Dr Rouleau made significant contributions to Calgary’s health services. He was one of the town's first three physicians, specializing in obstetrics. When the Grey Nuns (les Sueurs Grises) founded Holy Cross Hospital (l'hôpital Sainte-Croix) at the Mission in 1892, he became medical chief of staff. By 1897 he was assistant surgeon to the local North-West Mounted Police detachment.
By 1899 the small French and Catholic community which developed near 17th (Notre Dame) and 18th (St. Joseph) avenues had about 500 residents and was incorporated as the Village of Rouleauville, in recognition of Édouard’s and Charles’ contributions. Its independence was short-lived, ending in 1907 upon annexation to the City of Calgary. The name changed to the Mission district; by this time, although the francophone population was still increasing, the proportion of francophone residents was declining relative to anglophones. Yet, over the following decades, many Cliff Bungalow-Mission residents would go on to found and foster a number of important francophone cultural and economic services that exist today.
Rouleau House, with its many significant associations, symbolizes the settlement of this francophone district, an important episode in Southern Alberta’s history, and Western Canadian history. In fact, the establishment of the Mission-Rouleauville Francophone settlement in southern Alberta was nominated as an event of national significance to the Historic Sites and Monuments Board of Canada. With such a pedigree, Rouleau House is historic in its own right and listed on the City of Calgary Inventory of Historic Resources. In 2016, the home’s rehabilitation was approved for funding, and through 2017 plans were developed and a development permit approved. Works were completed in 2019 to the delight of the community, and it became a protected resource upon its designation in 2020. The City-owned site is occupied by Alberta Ballet, the long-time tenant for the adjacent Parish Hall/train station.

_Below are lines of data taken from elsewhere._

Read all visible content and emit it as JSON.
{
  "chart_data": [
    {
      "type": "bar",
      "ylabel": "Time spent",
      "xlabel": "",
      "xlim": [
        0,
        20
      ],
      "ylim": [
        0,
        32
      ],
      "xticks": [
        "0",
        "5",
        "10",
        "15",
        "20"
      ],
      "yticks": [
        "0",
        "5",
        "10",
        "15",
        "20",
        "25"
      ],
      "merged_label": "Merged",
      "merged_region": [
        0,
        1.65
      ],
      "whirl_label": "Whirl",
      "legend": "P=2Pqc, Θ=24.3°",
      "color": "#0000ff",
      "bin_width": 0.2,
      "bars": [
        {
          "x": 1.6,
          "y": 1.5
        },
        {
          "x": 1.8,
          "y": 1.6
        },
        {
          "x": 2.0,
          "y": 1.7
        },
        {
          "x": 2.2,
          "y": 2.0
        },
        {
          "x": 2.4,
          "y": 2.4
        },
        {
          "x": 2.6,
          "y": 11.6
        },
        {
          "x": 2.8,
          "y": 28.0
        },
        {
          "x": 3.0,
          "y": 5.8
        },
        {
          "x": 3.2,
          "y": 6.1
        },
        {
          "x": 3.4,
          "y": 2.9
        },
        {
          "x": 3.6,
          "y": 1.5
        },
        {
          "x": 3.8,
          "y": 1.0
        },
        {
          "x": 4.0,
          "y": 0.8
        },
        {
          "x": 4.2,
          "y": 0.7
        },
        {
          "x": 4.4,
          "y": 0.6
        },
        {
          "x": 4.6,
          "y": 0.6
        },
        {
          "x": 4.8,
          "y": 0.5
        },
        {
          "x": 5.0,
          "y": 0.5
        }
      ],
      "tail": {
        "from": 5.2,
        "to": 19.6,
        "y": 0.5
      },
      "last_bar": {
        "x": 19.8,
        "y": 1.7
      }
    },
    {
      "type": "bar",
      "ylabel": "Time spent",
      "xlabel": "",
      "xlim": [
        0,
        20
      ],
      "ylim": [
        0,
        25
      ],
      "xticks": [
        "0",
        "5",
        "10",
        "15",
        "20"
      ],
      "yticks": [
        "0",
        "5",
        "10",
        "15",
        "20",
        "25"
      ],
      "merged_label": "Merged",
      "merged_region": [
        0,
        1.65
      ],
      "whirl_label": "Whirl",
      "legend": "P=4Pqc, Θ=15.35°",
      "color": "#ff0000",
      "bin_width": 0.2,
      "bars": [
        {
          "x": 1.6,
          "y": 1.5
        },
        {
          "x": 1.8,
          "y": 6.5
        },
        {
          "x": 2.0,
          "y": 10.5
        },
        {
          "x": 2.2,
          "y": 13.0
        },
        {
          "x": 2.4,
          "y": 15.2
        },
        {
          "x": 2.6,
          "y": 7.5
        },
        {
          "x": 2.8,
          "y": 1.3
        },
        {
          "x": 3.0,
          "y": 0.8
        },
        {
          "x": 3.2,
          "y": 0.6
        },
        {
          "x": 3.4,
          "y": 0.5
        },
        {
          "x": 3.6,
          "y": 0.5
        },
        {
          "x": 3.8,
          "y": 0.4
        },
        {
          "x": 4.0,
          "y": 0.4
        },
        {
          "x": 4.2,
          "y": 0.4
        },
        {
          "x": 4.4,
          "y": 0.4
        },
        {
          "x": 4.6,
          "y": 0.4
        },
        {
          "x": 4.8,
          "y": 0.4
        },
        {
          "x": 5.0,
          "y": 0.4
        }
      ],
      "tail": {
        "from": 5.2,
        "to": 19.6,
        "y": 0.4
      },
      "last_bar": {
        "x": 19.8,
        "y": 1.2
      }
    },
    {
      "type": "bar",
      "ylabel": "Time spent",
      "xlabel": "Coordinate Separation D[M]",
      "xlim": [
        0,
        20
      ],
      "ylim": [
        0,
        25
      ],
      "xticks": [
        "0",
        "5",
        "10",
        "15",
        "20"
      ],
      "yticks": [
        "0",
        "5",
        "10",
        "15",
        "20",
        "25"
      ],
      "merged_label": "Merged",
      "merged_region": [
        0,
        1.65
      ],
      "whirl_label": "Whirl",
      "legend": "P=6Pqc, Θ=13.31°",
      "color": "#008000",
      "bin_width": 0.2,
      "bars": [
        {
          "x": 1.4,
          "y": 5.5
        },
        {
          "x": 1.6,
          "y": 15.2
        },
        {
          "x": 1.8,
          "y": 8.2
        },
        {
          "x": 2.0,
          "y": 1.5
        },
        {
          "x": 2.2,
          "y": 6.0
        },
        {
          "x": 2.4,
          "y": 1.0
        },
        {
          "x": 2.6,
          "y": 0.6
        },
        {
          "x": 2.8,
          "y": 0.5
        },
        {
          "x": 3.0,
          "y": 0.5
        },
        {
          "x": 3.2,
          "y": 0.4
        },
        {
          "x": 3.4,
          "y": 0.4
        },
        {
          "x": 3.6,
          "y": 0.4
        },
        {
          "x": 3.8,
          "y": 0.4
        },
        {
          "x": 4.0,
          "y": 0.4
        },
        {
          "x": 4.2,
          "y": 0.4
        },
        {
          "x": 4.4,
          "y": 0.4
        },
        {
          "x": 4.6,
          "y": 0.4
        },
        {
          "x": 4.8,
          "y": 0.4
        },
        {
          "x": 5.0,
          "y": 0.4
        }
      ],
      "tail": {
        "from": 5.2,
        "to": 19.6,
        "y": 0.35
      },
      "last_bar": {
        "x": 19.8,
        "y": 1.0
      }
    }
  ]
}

For more information follow this bilingual podcast guided tour offered at BaladoDécouverte which can be enjoyed equally from your armchair. Information about other historic and cultural sites with francophone roots in Alberta can be found here. Both sites were spearheaded by the Conseil de développement économique de l’Alberta (CDÉA).
As we know, Rouleauville and other cultural sites around Calgary are the traditional territories of the people of the Treaty 7 region in Southern Alberta, which includes the Blackfoot Confederacy, comprising the Siksika, Piikani, and Kainai First Nations, the Tsuu T’ina First Nation, and the Stoney Nakoda including the Chiniki, Bearspaw and Wesley First Nations. We honour and acknowledge these people, and also members of the Métis community and specifically, the Métis Nation of Alberta, Region 3.